There are few sectors that demand the same high levels of security that the finance sector does. With technological advancements rocketing in the sector, the threat of cyber-attacks increases also.

With new technologies being introduced by fintech’s and challenger banks, traditional brick and mortar-based banks and other financial institutions are rapidly introducing the latest tech to keep up, offering customers greater ease of making payments and reviewing account information. With this however comes a need to ensure that customers feel safe and secure when banking with them. 

There are a few key areas both bank and customers must consider, importantly the technologies that are being introduced and how banks and customers can protect themselves against these emerging security threats. 

Virtual Banking

Many have either made the shift to a virtual bank or signed up to a virtual bank as an additional to their existing bank. The reason for this being the ease of use and speed in which virtual banks are operating. Speed has become of primary importance to the modern consumer, both in access to their money and the speed of transfers to other accounts and between existing accounts. 

The financial landscape has become highly competitive, banks are in direct competition with virtual banks and fintech’s that have built their businesses from the ground up to focus purely on digital efficiency, a clear advantage is had here. 

However, as new entrants enter the market, digital banking platforms rely on cloud-enabled ecosystems to operate, consequently working with several technology partners. There is a risk to this approach, as although it increases speed for customers, it opens greater complexity to cyber risk management – something that is still very much being developed. 

Equally, the speed in which the financial services industry is evolving, and innovating brings additional risk. Financial institutions will need to focus on embed cybersecurity as a centre point to their service as we are likely to see an increase in security weaknesses as new technology continues to enter the market. 

AI And Chatbots

Financial services are beginning to implement chatbots and AI, much like most other industries have, to achieve greater efficiency in dealing with routine tasks and common questions asked by their customers. 

Revenue will no longer come from standardisation but a flexible, customisable product that is only made possible with the use of AI. Relationships will no longer be the strongest differentiator when it comes to competitive advantage, but the personalised benefits that a bank offers will help to attract and retain customers. 

This is a big change up from the difficulties previously apparent when walking away from your existing bank. How AI is implemented will have to be constantly updated, it needs to go beyond the simple ‘question and answer’ we are used to, with interactions becoming far more seamless. 

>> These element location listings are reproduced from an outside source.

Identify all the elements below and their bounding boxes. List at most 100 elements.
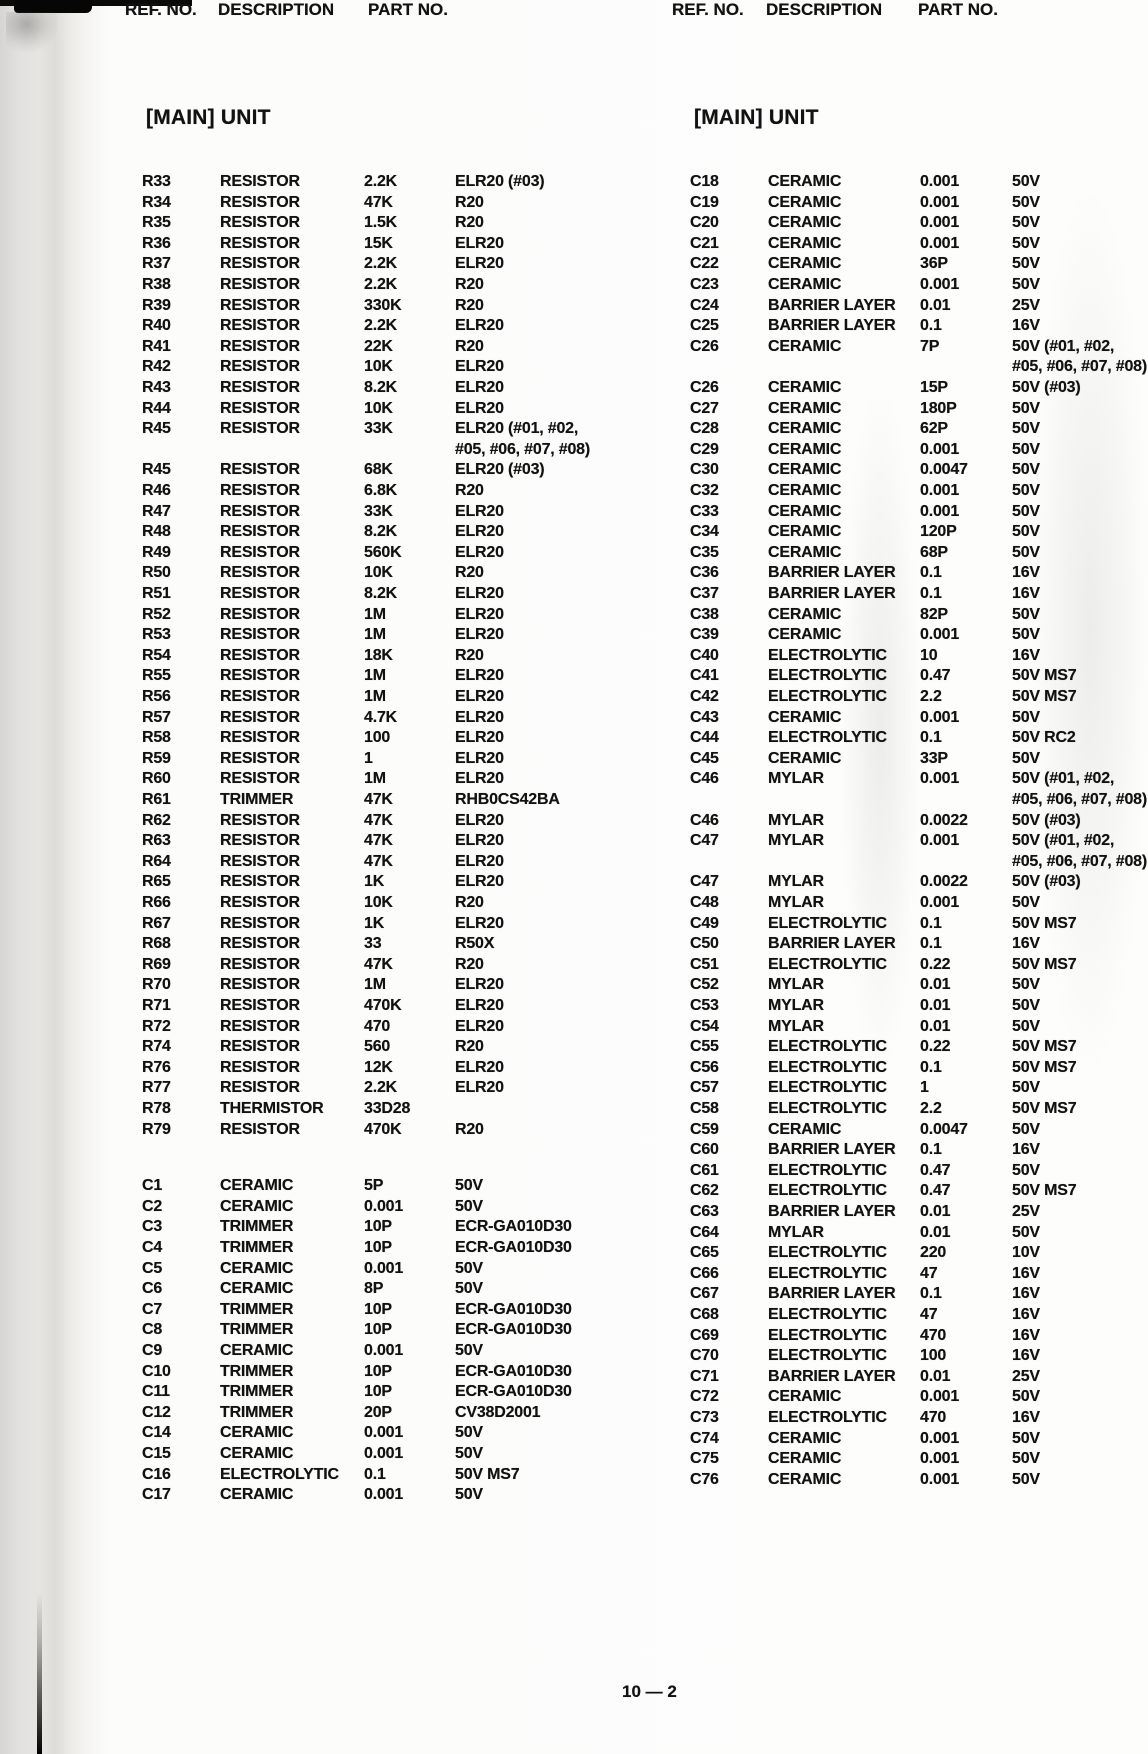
scan-bleedthrough — [1030, 180, 1148, 1080]
part-no-cell: 16V — [1012, 564, 1040, 582]
part-no-cell: 50V — [1012, 543, 1040, 561]
table-row: C38 CERAMIC 82P 50V — [0, 606, 1148, 627]
value-cell: 7P — [920, 337, 940, 355]
scan-bleedthrough — [840, 380, 920, 1080]
description-cell: RESISTOR — [220, 173, 300, 190]
description-cell: ELECTROLYTIC — [768, 1244, 887, 1262]
part-no-cell: ELR20 — [455, 770, 504, 788]
table-row: R48 RESISTOR 8.2K ELR20 — [0, 523, 1148, 544]
description-cell: CERAMIC — [768, 523, 842, 541]
table-row: C28 CERAMIC 62P 50V — [0, 420, 1148, 441]
ref-no-cell: C36 — [690, 564, 719, 582]
description-cell: CERAMIC — [768, 440, 842, 458]
value-cell: 0.001 — [920, 440, 960, 458]
ref-no-cell: R36 — [142, 234, 171, 252]
value-cell: 18K — [364, 646, 393, 664]
ref-no-cell: C68 — [690, 1306, 719, 1323]
table-row: C33 CERAMIC 0.001 50V — [0, 503, 1148, 524]
description-cell: CERAMIC — [768, 1470, 842, 1488]
table-row: C68 ELECTROLYTIC 47 16V — [0, 1306, 1148, 1327]
part-no-cell: 50V MS7 — [1012, 955, 1077, 973]
ref-no-cell: R51 — [142, 585, 171, 602]
part-no-cell: 50V — [1012, 523, 1040, 541]
part-no-cell: R20 — [455, 564, 484, 582]
value-cell: 1M — [364, 667, 386, 685]
ref-no-cell: C17 — [142, 1486, 171, 1504]
value-cell: 2.2 — [920, 1100, 942, 1117]
table-row: C75 CERAMIC 0.001 50V — [0, 1450, 1148, 1471]
description-cell: MYLAR — [768, 1223, 824, 1241]
description-cell: CERAMIC — [768, 379, 842, 396]
part-no-cell: 16V — [1012, 1141, 1040, 1159]
column-header-description: DESCRIPTION — [766, 0, 883, 19]
table-row: R69 RESISTOR 47K R20 — [0, 956, 1148, 977]
part-no-cell: 50V MS7 — [1012, 1038, 1077, 1056]
part-no-cell: 16V — [1012, 935, 1040, 953]
ref-no-cell: C56 — [690, 1058, 719, 1076]
ref-no-cell: R72 — [142, 1017, 171, 1035]
table-row: C12 TRIMMER 20P CV38D2001 — [0, 1404, 1148, 1425]
table-row: C74 CERAMIC 0.001 50V — [0, 1430, 1148, 1451]
part-no-cell: 50V — [1012, 749, 1040, 767]
part-no-cell: 50V — [1012, 605, 1040, 623]
ref-no-cell: C30 — [690, 461, 719, 479]
ref-no-cell: R79 — [142, 1120, 171, 1138]
ref-no-cell: C60 — [690, 1141, 719, 1159]
value-cell: 10P — [364, 1321, 392, 1339]
part-no-cell: 50V — [1012, 1017, 1040, 1035]
table-row: C60 BARRIER LAYER 0.1 16V — [0, 1141, 1148, 1162]
description-cell: TRIMMER — [220, 1362, 294, 1380]
description-cell: MYLAR — [768, 894, 824, 911]
part-no-cell: R20 — [455, 955, 484, 973]
value-cell: 0.1 — [920, 1141, 942, 1159]
ref-no-cell: C43 — [690, 708, 719, 726]
description-cell: RESISTOR — [220, 461, 300, 479]
table-row: R62 RESISTOR 47K ELR20 — [0, 812, 1148, 833]
table-row: C36 BARRIER LAYER 0.1 16V — [0, 564, 1148, 585]
value-cell: 1K — [364, 914, 385, 932]
table-row: C22 CERAMIC 36P 50V — [0, 255, 1148, 276]
ref-no-cell: C49 — [690, 914, 719, 932]
value-cell: 0.22 — [920, 1038, 951, 1056]
table-row: R59 RESISTOR 1 ELR20 — [0, 750, 1148, 771]
part-no-cell: R20 — [455, 337, 484, 355]
table-row: R77 RESISTOR 2.2K ELR20 — [0, 1079, 1148, 1100]
ref-no-cell: C69 — [690, 1326, 719, 1344]
part-no-cell: #05, #06, #07, #08) — [1012, 852, 1147, 870]
ref-no-cell: C26 — [690, 337, 719, 355]
description-cell: CERAMIC — [768, 214, 842, 232]
part-no-cell: 50V — [1012, 1470, 1040, 1488]
description-cell: RESISTOR — [220, 914, 300, 932]
ref-no-cell: C7 — [142, 1300, 163, 1318]
value-cell: 12K — [364, 1058, 393, 1076]
value-cell: 470 — [920, 1409, 947, 1426]
part-no-cell: 16V — [1012, 646, 1040, 664]
ref-no-cell: R44 — [142, 399, 171, 417]
ref-no-cell: C41 — [690, 667, 719, 685]
description-cell: ELECTROLYTIC — [768, 688, 887, 705]
part-no-cell: ELR20 (#03) — [455, 461, 545, 479]
table-row: R54 RESISTOR 18K R20 — [0, 647, 1148, 668]
ref-no-cell: R35 — [142, 214, 171, 232]
ref-no-cell: C16 — [142, 1465, 171, 1483]
description-cell: BARRIER LAYER — [768, 1285, 896, 1303]
description-cell: CERAMIC — [220, 1424, 294, 1442]
ref-no-cell: C26 — [690, 379, 719, 396]
table-row: C48 MYLAR 0.001 50V — [0, 894, 1148, 915]
table-row: C7 TRIMMER 10P ECR-GA010D30 — [0, 1301, 1148, 1322]
part-no-cell: R20 — [455, 276, 484, 293]
value-cell: 33D28 — [364, 1100, 411, 1117]
value-cell: 47K — [364, 955, 393, 973]
description-cell: ELECTROLYTIC — [768, 955, 887, 973]
ref-no-cell: C5 — [142, 1259, 163, 1277]
ref-no-cell: R62 — [142, 811, 171, 829]
value-cell: 0.001 — [920, 214, 960, 232]
value-cell: 0.01 — [920, 296, 951, 314]
table-row: R51 RESISTOR 8.2K ELR20 — [0, 585, 1148, 606]
description-cell: RESISTOR — [220, 997, 300, 1014]
ref-no-cell: R57 — [142, 708, 171, 726]
ref-no-cell: C46 — [690, 770, 719, 788]
description-cell: CERAMIC — [768, 708, 842, 726]
table-row: R57 RESISTOR 4.7K ELR20 — [0, 709, 1148, 730]
table-row: C6 CERAMIC 8P 50V — [0, 1280, 1148, 1301]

This brings its own challenges however, with cyber criminals using advanced methods to manipulate security weaknesses that are otherwise automated, something that AI may not be able to deal with. There is a case for AI to be governed as it advances as you would a person to help improve security. 

A Volatile Environment

As mentioned previously, banks are expected to face continued vulnerabilities in their technological offerings, online banks and traditional brick and mortar banks will equally face these issues. 

Organisations will begin to centralise their fraud risk and operations, and as this shift occurs it will be interesting to see what the model looks like. Technology will play a key role in developing a standard model adopted across all technologically astute financial services.

What is certain is that patterns of fraudulent activity will be detected at an even greater rate. Machine learning and bots will detect these anomalies with greater accuracy, something that is currently falling behind what many predicted at this point. Market leaders are already investing huge sums to advance this to gain further competitive advantage, keeping the industry ploughing forwards.